The St. Albert and District Chamber of Commerce has raised concerns about proposed changes to the city stormwater rate model.
City staff are currently developing an implementation plan that would put more of the tax burden for stormwater utility rates on commercial and industrial properties. The proposed model would take into account an “imperviousness factor” related to water-resistant surfaces like pavement that funnel runoff into the storm system.
While it would reduce fees for most residents and businesses, some would see their fees skyrocket. Thirty-one commercial properties and 23 industrial properties – more than six per cent of such properties city-wide – would be hit with increases of more than $10,000 up from the current flat annual rate of $571.
Jennifer McCurdy, president and CEO of the St. Albert and District Chamber of Commerce, said the proposal is alarming for enterprises that are already dealing with proposed federal tax increases as well as increases in provincial minimum wages.
“We’re really concerned for our businesses,” she said.
“It’s really disconcerting that this is happening. On top of all that, a lot of them have seen a decline in business with the recession and what’s been happening in the province. This is just one more thing they’re going to have to contend with.”
In total, 371 commercial and industrial customers representing 43.1 per cent of such customers in St. Albert would be negatively impacted by the proposed changes. Increases would range from $500 to somewhere over $10,000.

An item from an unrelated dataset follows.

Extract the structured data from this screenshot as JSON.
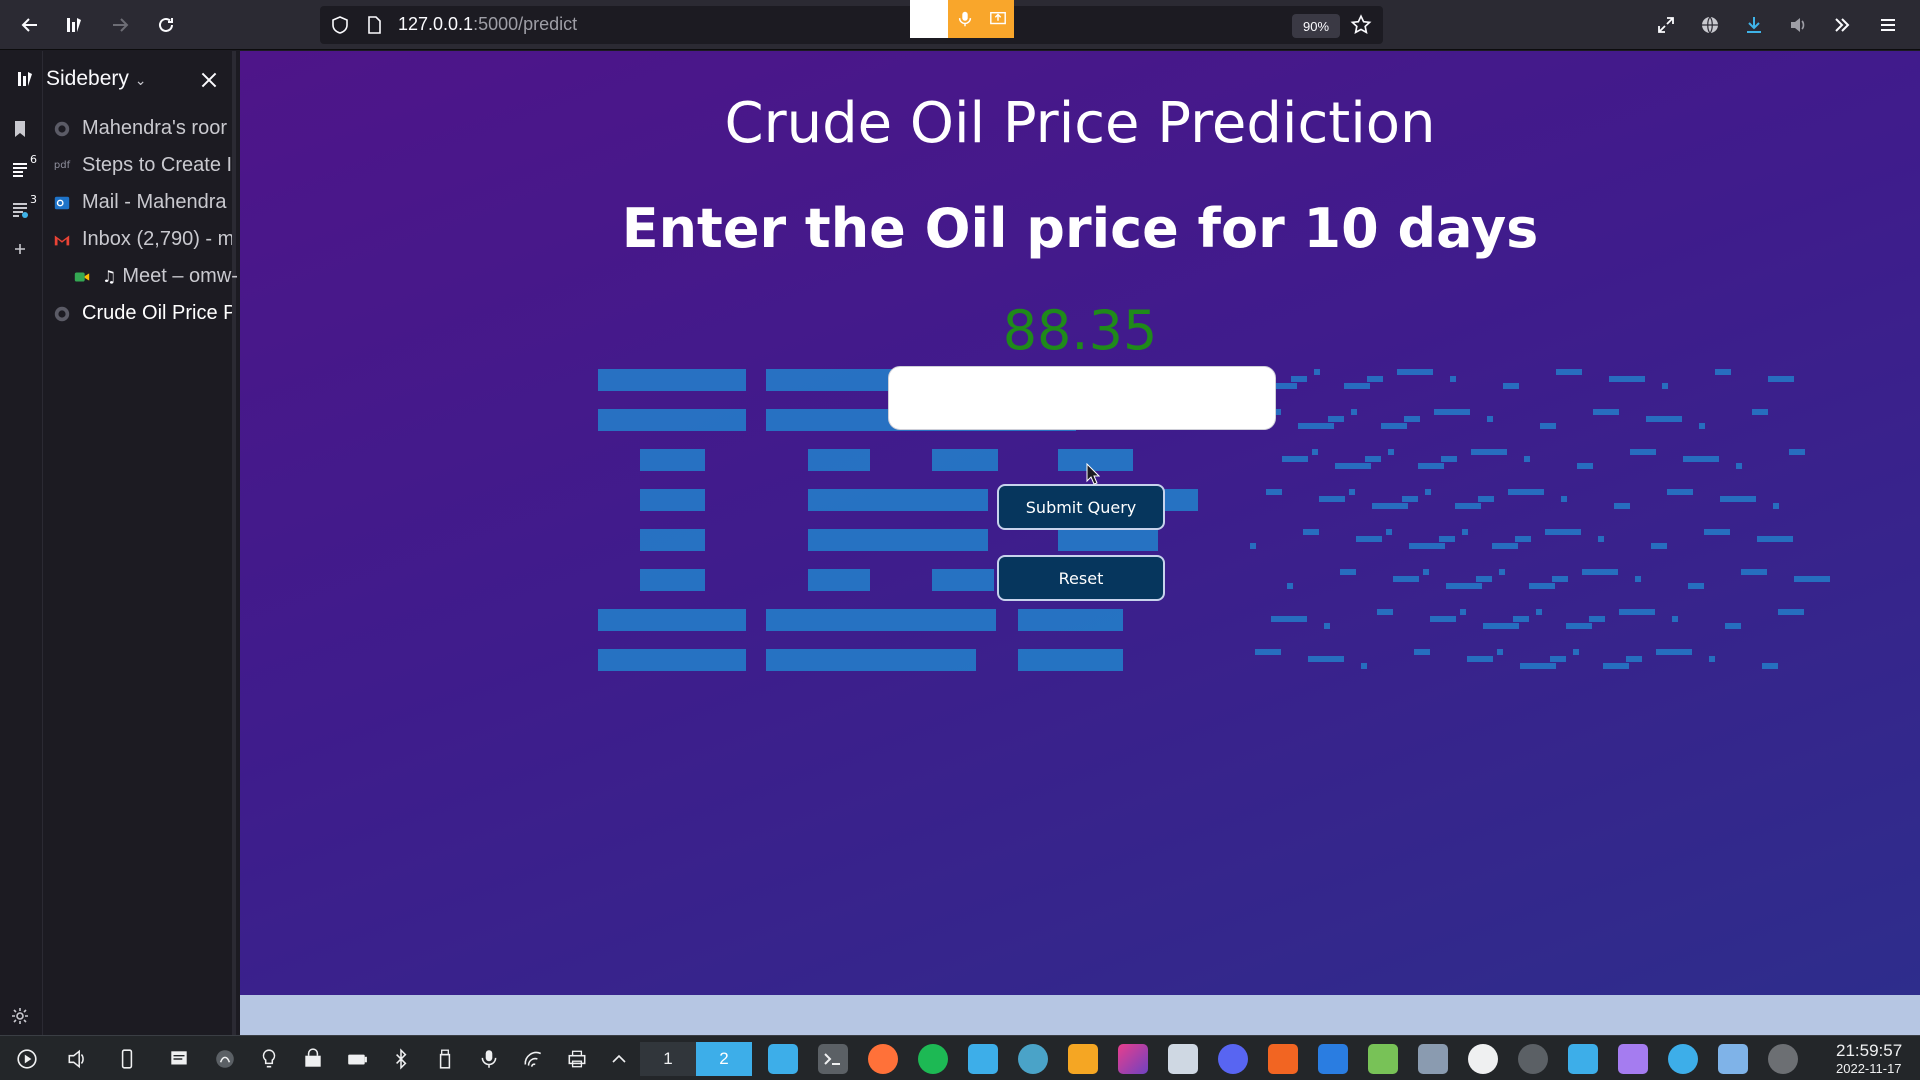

Diane McMordie, finance director for the city, declined to say how much more than $10,000 some customers would pay. She said when city staff come back with their implementation plan in mid-2018, they will also be coming back with ideas on how to address the outliers.
“What our data is telling us it would be right now is likely not where we’ll end up,” she said.
“We’re going to look at some alternatives to address some of the major issues.”
McMordie confirmed the rate change would hit the city as well.
Currently, the municipality pays stormwater fees just as commercial and industrial customers do. Under the new model, St. Albert would pay far more for its properties.
Roadways and parks are not included.
The city first began looking to change its rate model in 2014 after the city received questions from residents and businesses on the fairness of the current system.
Initially, city staff looked at changing the flat rate system to one that looks at property size, and in October 2015 told city councillors the residential sector pays $0.36 per square metre each year compared to nonresidential customers who pay $0.08.
Council documents from Sept. 12, 2016 show city staff told the standing committee of the whole a new annual cost range based on property size would mean commercial customers would pay between $32 and $43,714 and industrial customers would pay between $21 and $18,645.
Under that system, all residential stacked units such as apartments would pay less, while residential customers would pay between $107 and $2,463.
McMordie said while staff originally looked at a system purely based on property size, they now have access to imperviousness data at a property level.
“Now that we’ve got access to this property level imperviousness, we’ve layered that over top,” she said.
“(The model) is still based on property size but then there’s an imperviousness factor applied to that.”